MATLAB LanguageReading large files

textscan

Assume you have formatted data in a large text file or string, e.g.

Data,2015-09-16,15:41:52;781,780.000000,0.0034,2.2345
Data,2015-09-16,15:41:52;791,790.000000,0.1255,96.5948
Data,2015-09-16,15:41:52;801,800.000000,1.5123,0.0043

one may use textscan to read this quite fast.
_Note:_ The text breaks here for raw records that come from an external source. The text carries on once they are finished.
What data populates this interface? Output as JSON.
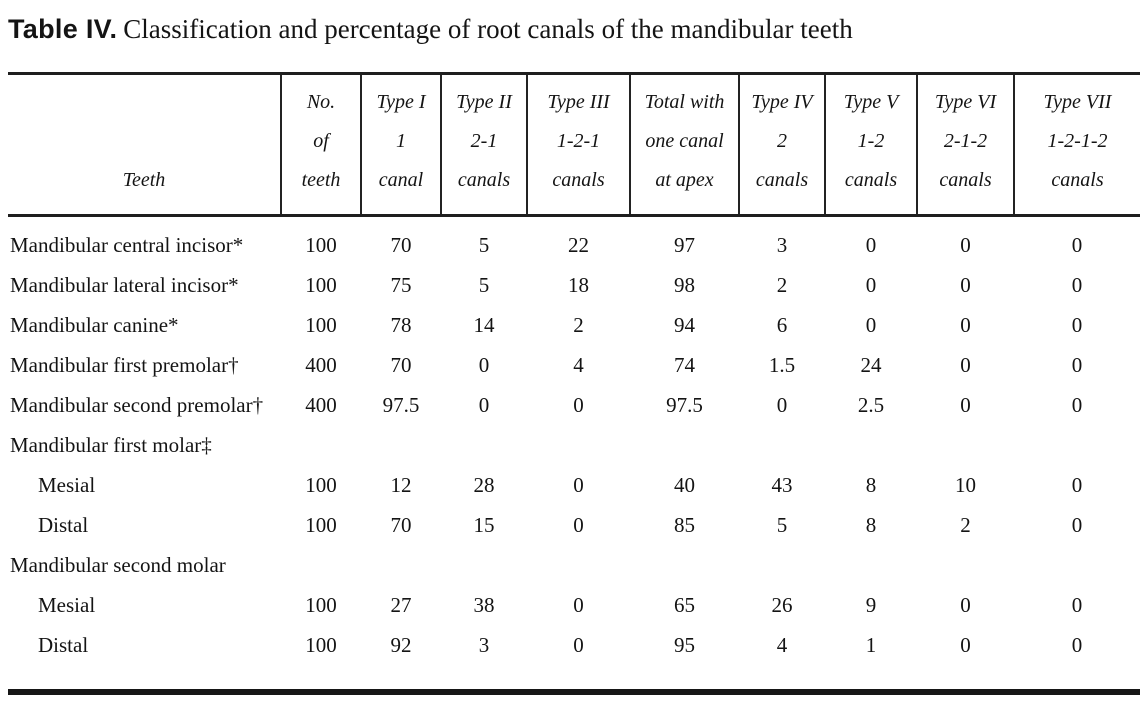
{
  "title": {
    "prefix": "Table IV.",
    "rest": "Classification and percentage of root canals of the mandibular teeth"
  },
  "chart_data": {
    "type": "table",
    "title": "Table IV. Classification and percentage of root canals of the mandibular teeth",
    "columns": [
      {
        "lines": [
          "Teeth"
        ]
      },
      {
        "lines": [
          "No.",
          "of",
          "teeth"
        ]
      },
      {
        "lines": [
          "Type I",
          "1",
          "canal"
        ]
      },
      {
        "lines": [
          "Type II",
          "2-1",
          "canals"
        ]
      },
      {
        "lines": [
          "Type III",
          "1-2-1",
          "canals"
        ]
      },
      {
        "lines": [
          "Total with",
          "one canal",
          "at apex"
        ]
      },
      {
        "lines": [
          "Type IV",
          "2",
          "canals"
        ]
      },
      {
        "lines": [
          "Type V",
          "1-2",
          "canals"
        ]
      },
      {
        "lines": [
          "Type VI",
          "2-1-2",
          "canals"
        ]
      },
      {
        "lines": [
          "Type VII",
          "1-2-1-2",
          "canals"
        ]
      }
    ],
    "rows": [
      {
        "label": "Mandibular central incisor*",
        "indent": false,
        "values": [
          "100",
          "70",
          "5",
          "22",
          "97",
          "3",
          "0",
          "0",
          "0"
        ]
      },
      {
        "label": "Mandibular lateral incisor*",
        "indent": false,
        "values": [
          "100",
          "75",
          "5",
          "18",
          "98",
          "2",
          "0",
          "0",
          "0"
        ]
      },
      {
        "label": "Mandibular canine*",
        "indent": false,
        "values": [
          "100",
          "78",
          "14",
          "2",
          "94",
          "6",
          "0",
          "0",
          "0"
        ]
      },
      {
        "label": "Mandibular first premolar†",
        "indent": false,
        "values": [
          "400",
          "70",
          "0",
          "4",
          "74",
          "1.5",
          "24",
          "0",
          "0"
        ]
      },
      {
        "label": "Mandibular second premolar†",
        "indent": false,
        "values": [
          "400",
          "97.5",
          "0",
          "0",
          "97.5",
          "0",
          "2.5",
          "0",
          "0"
        ]
      },
      {
        "label": "Mandibular first molar‡",
        "indent": false,
        "values": [
          "",
          "",
          "",
          "",
          "",
          "",
          "",
          "",
          ""
        ]
      },
      {
        "label": "Mesial",
        "indent": true,
        "values": [
          "100",
          "12",
          "28",
          "0",
          "40",
          "43",
          "8",
          "10",
          "0"
        ]
      },
      {
        "label": "Distal",
        "indent": true,
        "values": [
          "100",
          "70",
          "15",
          "0",
          "85",
          "5",
          "8",
          "2",
          "0"
        ]
      },
      {
        "label": "Mandibular second molar",
        "indent": false,
        "values": [
          "",
          "",
          "",
          "",
          "",
          "",
          "",
          "",
          ""
        ]
      },
      {
        "label": "Mesial",
        "indent": true,
        "values": [
          "100",
          "27",
          "38",
          "0",
          "65",
          "26",
          "9",
          "0",
          "0"
        ]
      },
      {
        "label": "Distal",
        "indent": true,
        "values": [
          "100",
          "92",
          "3",
          "0",
          "95",
          "4",
          "1",
          "0",
          "0"
        ]
      }
    ]
  }
}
To do so, get a file identifier of the text file with fopen:

fid = fopen('path/to/myfile');

Assume for the data in this example, we want to ignore the first column "Data", read the date and time as strings, and read the rest of the columns as doubles, i.e.

 Data  ,  2015-09-16  , 15:41:52;801  , 800.000000  , 1.5123  ,  0.0043
ignore      string         string         double      double     double

To do this, call:

data = textscan(fid,'%*s %s %s %f %f %f','Delimiter',',');

The asterisk in %*s means "ignore this column". %s means "interpret as a string". %f means "interpret as doubles (floats)". Finally, 'Delimiter',',' states that all commas should be interpreted as the delimiter between each column.

To sum up:

fid = fopen('path/to/myfile');
data = textscan(fid,'%*s %s %s %f %f %f','Delimiter',',');

data now contains a cell array with each column in a cell.
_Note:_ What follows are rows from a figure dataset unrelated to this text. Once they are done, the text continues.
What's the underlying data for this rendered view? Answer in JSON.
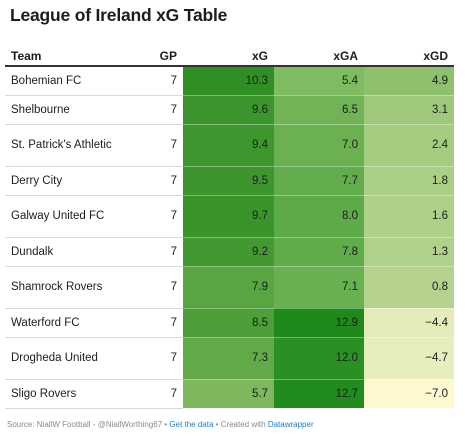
{
  "title": "League of Ireland xG Table",
  "columns": [
    "Team",
    "GP",
    "xG",
    "xGA",
    "xGD"
  ],
  "footer": {
    "source": "Source: NiallW Football - @NiallWorthing67 • ",
    "get_data": "Get the data",
    "created_with": " • Created with ",
    "datawrapper": "Datawrapper"
  },
  "colors": {
    "xg_scale": [
      "#7db95c",
      "#2f8f23"
    ],
    "xga_scale": [
      "#7fbb60",
      "#1f8a1c"
    ],
    "xgd_scale": [
      "#fdf8cf",
      "#8fc06e"
    ]
  },
  "chart_data": {
    "type": "table",
    "title": "League of Ireland xG Table",
    "columns": [
      "Team",
      "GP",
      "xG",
      "xGA",
      "xGD"
    ],
    "rows": [
      {
        "team": "Bohemian FC",
        "gp": 7,
        "xg": 10.3,
        "xga": 5.4,
        "xgd": 4.9
      },
      {
        "team": "Shelbourne",
        "gp": 7,
        "xg": 9.6,
        "xga": 6.5,
        "xgd": 3.1
      },
      {
        "team": "St. Patrick's Athletic",
        "gp": 7,
        "xg": 9.4,
        "xga": 7.0,
        "xgd": 2.4
      },
      {
        "team": "Derry City",
        "gp": 7,
        "xg": 9.5,
        "xga": 7.7,
        "xgd": 1.8
      },
      {
        "team": "Galway United FC",
        "gp": 7,
        "xg": 9.7,
        "xga": 8.0,
        "xgd": 1.6
      },
      {
        "team": "Dundalk",
        "gp": 7,
        "xg": 9.2,
        "xga": 7.8,
        "xgd": 1.3
      },
      {
        "team": "Shamrock Rovers",
        "gp": 7,
        "xg": 7.9,
        "xga": 7.1,
        "xgd": 0.8
      },
      {
        "team": "Waterford FC",
        "gp": 7,
        "xg": 8.5,
        "xga": 12.9,
        "xgd": -4.4
      },
      {
        "team": "Drogheda United",
        "gp": 7,
        "xg": 7.3,
        "xga": 12.0,
        "xgd": -4.7
      },
      {
        "team": "Sligo Rovers",
        "gp": 7,
        "xg": 5.7,
        "xga": 12.7,
        "xgd": -7.0
      }
    ]
  }
}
Date and time strings to numeric array fast

Converting date and time strings to numeric arrays can be done with datenum, though it may take as much as half the time of reading a large data file.

Consider the data in example Textscan. By, again, using textscan and interpret date and time as integers, they can rapidly be converted into a numeric array.

I.e. a line in the example data would be interpreted as:

 Data , 2015  - 09  -  16  ,  15  :  41  :  52  ;  801 , 800.000000 , 1.5123 , 0.0043
ignore double double double double double double double    double     double   double

which will be read as:

fid = fopen('path/to/myfile');
data = textscan(fid,'%*s %f %f %f %f %f %f %f %f %f %f','Delimiter',',-:;');
fclose(fid);

Now:

y = data{1};          % year
m = data{2};          % month
d = data{3};          % day
H = data{4};          % hours
M = data{5};          % minutes
S = data{6};          % seconds
F = data{7};          % milliseconds

% Translation from month to days
ms = [0,31, 59, 90, 120, 151, 181, 212, 243, 273, 304, 334]; 

n = length(y);        % Number of elements
Time = zeros(n,1);    % Declare numeric time array

% Algorithm for calculating numeric time array
for k = 1:n
    Time(k) = y(k)*365 + ms(m(k)) + d(k) + floor(y(k)/4)...
              - floor(y(k)/100) + floor(y(k)/400) + (mod(y(k),4)~=0)...
              - (mod(y(k),100)~=0) + (mod(y(k),400)~=0)...
              + (H(k)*3600 + M(k)*60 + S(k) + F(k)/1000)/86400 + 1;
end

Using datenum on 566,678 elements required 6.626570 seconds, whilst the method above required 0.048334 seconds, i.e. 0.73% of the time for datenum or ~137 times faster.